Sorry, I do not know where I saw it, but I was watching a webinar of a few urologists. One urologist said that he orders cytology every time he does cystoscopy. He said also that if cytology is negative 97-98% of the time cystoscopy is negative. The problem is when cytology is positive and cystoscopy is negative, then he has to find out the reason. So, what your urologist is doing sounds the right thing to do. Your urologist is trying to find out the source of suspicious cells found in your urine. There can be many reasons. For example, it can come from a tumor in one of the ureters or some other place.
A case in point, a person I know had gone recently to the ER because of pain in the pelvic area. CT scan found a tumor was blocking a ureter and urine backed up to a kidney. He has been middle of treatment for non-muscle invasive, so he must have had several cystoscopies. So, cystoscopy alone can miss a tumor in the ureters.
It can be nothing, but it is good to know that your urologist is taking the extra steps to assure that there isn't anything.
Urine cytology is famous for false positives. I had one about 6 years ago when my GP checked my urine and he went nuts. My URO was copied and he said what? The count evidently was so low he dismissed it knowing I had my yearly scope a few weeks later....which confirmed nothing.
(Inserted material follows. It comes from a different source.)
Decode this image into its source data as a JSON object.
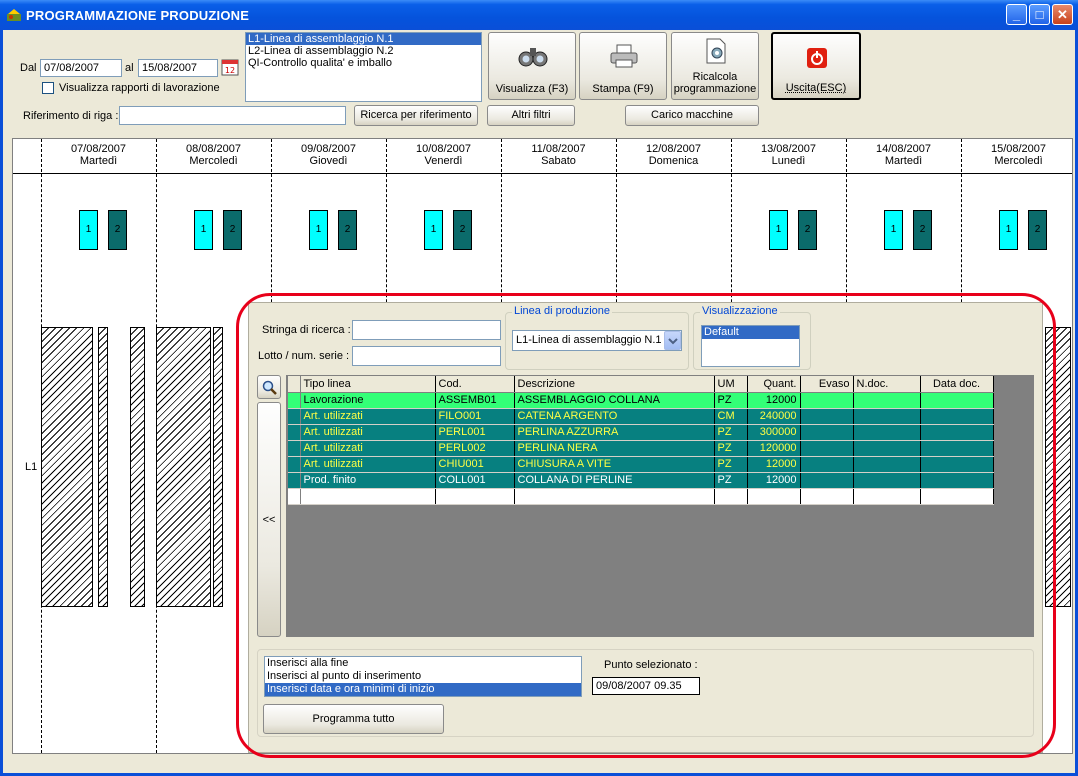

Just keep your scheduled checks which I am sure you are doing and January 8 is soon enough to get concrete answers. A CT scan will hopefully confirm, nothing! The only question I would ask: should you have another course of BCG? A maintenance course of 3?
DX 5/6/2008 TAG3 papillary tumor .5 CM in size. 2 TURBS followed by 6 instillations of BCG weekly with a second round of 6 after a 6 week wait.
I am confused but, then again, I'm not a doctor so I have to rely on the experts. After my turbt, my 6 bcgs, then a scoping the doc said everything looked great. No more symptoms, too. Then he ordered a urine lab and it came back "suspicious for urothelial carcinoma." Nothing else on there.
We had an in-office chat and he said my path report was "positive." I should have asked "But it says suspicious and nothing else" but I negelected to point that out. In any event, he now says we have to be proactive so he's oredered another CT scan (which I had a year ago) and then another scoping on Jan 8.
Is there any significance to the path report just saying "suspicious?" If I still have cancer cells in there, will I go through another course of bcg?